The routes I take most often in town are near 3 funeral homes. I run into processions multiple times weekly. On the streets in town, it’s easy to pull over and let the cars pass. If I happen to be in the turn lane, I just stay there. But what about a divided highway? What about a divided highway with a grassy median and AND trees – so many trees one might even call it “woods?” I’d never thought about it. I’d never even encountered it until just the other day. Since then it’s happened several times. Much to my ever growing chagrin, funeral procession guidelines apply to divided highway! What?!?!
It happened like this: I’m driving down the divided highway. The speed limit is 60 mph. I travel past the portion with the grassy median to the section that is heavily treed – so much so that you can’t see the lane travelling in the opposite direction. As I come around the corner, the trees end abruptly and I’m faced with a funeral procession coming from the opposite direction. I’m going 60 mph (full disclosure, I was probably going faster – OK much faster). I didn’t even consider pulling over. I’m in the right lane and there is a car beside me. I couldn’t pull over even if I wanted to.
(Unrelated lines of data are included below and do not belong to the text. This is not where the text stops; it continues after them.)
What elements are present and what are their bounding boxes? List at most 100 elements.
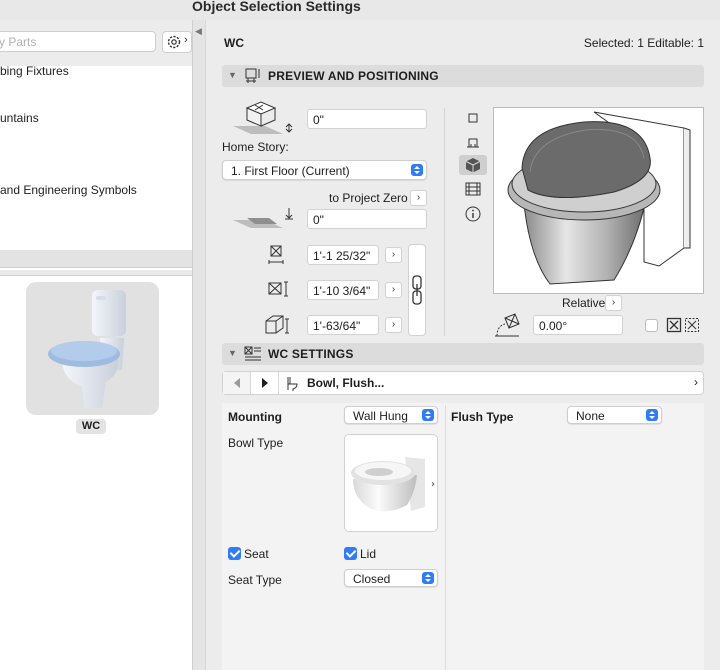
elevation-input[interactable]: 0": [307, 109, 427, 129]
lid-checkbox[interactable]: [344, 547, 357, 560]
rotation-input[interactable]: 0.00°: [533, 315, 623, 335]
chevron-right-icon: ›: [184, 34, 188, 46]
proportion-lock-button[interactable]: [408, 244, 426, 336]
seat-type-select[interactable]: Closed: [344, 569, 438, 587]
bowl-type-picker[interactable]: ›: [344, 434, 438, 532]
section-title: PREVIEW AND POSITIONING: [268, 69, 439, 83]
flush-type-label: Flush Type: [451, 410, 514, 424]
wc-settings-section-header[interactable]: ▼ WC SETTINGS: [222, 343, 704, 365]
stepper-icon: [422, 572, 434, 584]
home-story-label: Home Story:: [222, 140, 289, 154]
rotation-angle-icon: [495, 313, 520, 337]
mounting-value: Wall Hung: [353, 409, 408, 423]
window-titlebar: Object Selection Settings: [0, 0, 720, 20]
width-icon: [268, 245, 284, 264]
project-zero-toggle-button[interactable]: ›: [410, 190, 427, 206]
object-thumbnail[interactable]: [26, 282, 159, 415]
panel-divider[interactable]: ◀: [192, 20, 206, 670]
chain-link-icon: [412, 275, 422, 305]
project-zero-label: to Project Zero: [329, 191, 408, 205]
pane-splitter[interactable]: [0, 250, 192, 268]
view-elevation-button[interactable]: [459, 179, 487, 199]
project-zero-icon: [233, 208, 293, 228]
flush-type-select[interactable]: None: [567, 406, 662, 424]
triangle-left-icon: [234, 378, 240, 388]
mirror-y-icon[interactable]: [684, 317, 700, 333]
mirror-checkbox[interactable]: [645, 319, 658, 332]
depth-arrow-button[interactable]: ›: [385, 282, 402, 298]
seat-label: Seat: [244, 547, 269, 561]
preview-section-header[interactable]: ▼ PREVIEW AND POSITIONING: [222, 65, 704, 87]
width-arrow-button[interactable]: ›: [385, 247, 402, 263]
library-tree-item[interactable]: bing Fixtures: [0, 64, 69, 78]
disclosure-triangle-icon[interactable]: ▼: [228, 70, 237, 80]
lid-label: Lid: [360, 547, 377, 561]
settings-panel: WC Selected: 1 Editable: 1 ▼ PREVIEW AND…: [207, 20, 720, 670]
relative-label: Relative: [562, 296, 606, 310]
preview-positioning-icon: [245, 68, 260, 83]
gear-icon: [167, 35, 181, 49]
info-icon: [465, 206, 481, 222]
triangle-right-icon: [262, 378, 268, 388]
width-input[interactable]: 1'-1 25/32": [307, 245, 379, 265]
plan-view-icon: [468, 113, 478, 123]
toilet-thumbnail-image: [48, 290, 126, 408]
view-3d-button[interactable]: [459, 155, 487, 175]
3d-preview[interactable]: [493, 107, 704, 294]
toilet-category-icon: [287, 377, 298, 391]
selection-info: Selected: 1 Editable: 1: [583, 36, 704, 50]
mounting-select[interactable]: Wall Hung: [344, 406, 438, 424]
seat-type-value: Closed: [353, 572, 391, 586]
wall-hung-bowl-image: ›: [351, 457, 435, 512]
stepper-icon: [411, 164, 423, 176]
thumbnail-caption: WC: [76, 419, 106, 434]
depth-input[interactable]: 1'-10 3/64": [307, 280, 379, 300]
section-title: WC SETTINGS: [268, 347, 354, 361]
parameter-page-breadcrumb[interactable]: Bowl, Flush...: [307, 376, 384, 390]
wc-settings-pane: [222, 403, 704, 670]
section-view-icon: [467, 138, 479, 148]
height-input[interactable]: 1'-63/64": [307, 315, 379, 335]
library-settings-button[interactable]: ›: [162, 31, 192, 53]
relative-toggle-button[interactable]: ›: [605, 295, 622, 311]
object-name: WC: [224, 36, 244, 50]
wc-pane-separator: [445, 405, 446, 670]
seat-type-label: Seat Type: [228, 573, 282, 587]
view-2d-button[interactable]: [459, 109, 487, 129]
window-title: Object Selection Settings: [192, 0, 361, 14]
3d-view-icon: [465, 158, 481, 173]
previous-page-button[interactable]: [223, 372, 251, 394]
home-story-value: 1. First Floor (Current): [231, 164, 350, 178]
collapse-left-icon[interactable]: ◀: [195, 26, 202, 37]
library-search-input[interactable]: ry Parts: [0, 31, 156, 52]
library-panel: ry Parts › bing Fixtures untains and Eng…: [0, 20, 192, 670]
parameter-navigation-bar: Bowl, Flush... ›: [222, 371, 704, 395]
home-story-select[interactable]: 1. First Floor (Current): [222, 160, 427, 180]
search-placeholder: ry Parts: [0, 35, 37, 49]
chevron-right-icon[interactable]: ›: [694, 375, 698, 389]
height-arrow-button[interactable]: ›: [385, 317, 402, 333]
elevation-view-icon: [465, 182, 481, 196]
info-button[interactable]: [459, 204, 487, 224]
flush-type-value: None: [576, 409, 605, 423]
bowl-type-label: Bowl Type: [228, 436, 284, 450]
library-toolbar: ry Parts ›: [0, 20, 192, 66]
mirror-x-icon[interactable]: [666, 317, 682, 333]
parameters-icon: [244, 346, 261, 361]
mounting-label: Mounting: [228, 410, 282, 424]
stepper-icon: [646, 409, 658, 421]
pane-splitter-handle[interactable]: [0, 270, 192, 276]
next-page-button[interactable]: [251, 372, 279, 394]
view-section-button[interactable]: [459, 133, 487, 153]
project-zero-input[interactable]: 0": [307, 209, 427, 229]
depth-icon: [268, 281, 288, 297]
vertical-separator: [444, 108, 445, 336]
seat-checkbox[interactable]: [228, 547, 241, 560]
disclosure-triangle-icon[interactable]: ▼: [228, 348, 237, 358]
elevation-icon: [233, 101, 293, 134]
stepper-icon: [422, 409, 434, 421]
toilet-preview-image: [507, 111, 691, 285]
svg-text:›: ›: [431, 479, 435, 490]
library-tree-item[interactable]: untains: [0, 111, 39, 125]
library-tree-item[interactable]: and Engineering Symbols: [0, 183, 137, 197]
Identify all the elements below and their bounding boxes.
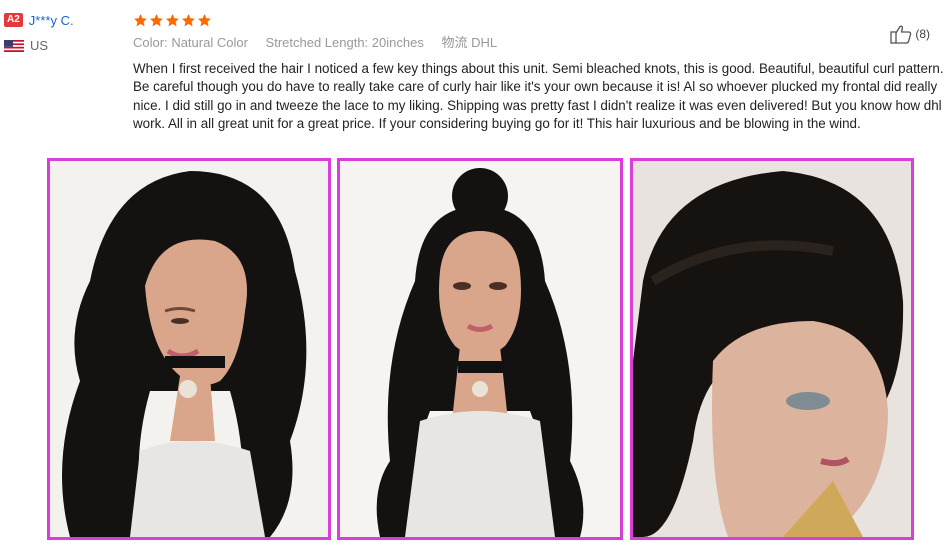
review-photo-1[interactable] [47,158,331,540]
star-icon [150,13,163,26]
review-body: Color: Natural Color Stretched Length: 2… [133,10,945,133]
star-rating [133,10,945,30]
review-photo-2[interactable] [337,158,623,540]
attr-color-value: Natural Color [171,35,248,50]
level-badge: A2 [4,13,23,27]
review-photo-3[interactable] [630,158,914,540]
helpful-count: (8) [915,27,930,41]
star-icon [166,13,179,26]
wig-mannequin-closeup-icon [633,161,911,537]
star-icon [134,13,147,26]
review-text: When I first received the hair I noticed… [133,61,944,131]
reviewer-country-row: US [4,38,124,53]
review-attributes: Color: Natural Color Stretched Length: 2… [133,34,945,52]
reviewer-name: J***y C. [28,12,74,28]
reviewer-name-row: A2 J***y C. [4,10,124,30]
star-icon [182,13,195,26]
wig-mannequin-front-icon [340,161,620,537]
wig-mannequin-side-icon [50,161,328,537]
us-flag-icon [4,39,24,52]
attr-length-key: Stretched Length: [265,35,369,50]
attr-length-value: 20inches [371,35,424,50]
attr-color-key: Color: [133,35,168,50]
thumbs-up-icon [890,25,912,44]
attr-shipping-value: 物流 DHL [441,35,498,50]
reviewer-country: US [30,38,49,53]
star-icon [198,13,211,26]
helpful-button[interactable]: (8) [890,24,930,44]
reviewer-info: A2 J***y C. US [4,10,124,53]
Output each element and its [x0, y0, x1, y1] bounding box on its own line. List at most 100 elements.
The car in front of me was clearly conflicted. Slamming on the brakes, he managed to make it to the right but kept on going. I speed by him. Then I come upon more and more cars pulling over. This was a big funeral. There was a police escort and probably 40 or more cars. They just kept coming. I finally pull over just about the time I can spot the end of the line (through the grassy median and trees, mind you). I actually believe I see some cars of non-mourners trying to jump into the procession, so at that point I begin driving again.
I felt as if my fellow motorists were pointing and staring. Perhaps they were saying, “She must be a Yankee or at least from Polk county.”
When I’m wrong, I say it (sometimes anyway) So lesson learned: Funeral procession rules still apply to divided highways with grassy medians and trees. I draw the line at the interstate, however!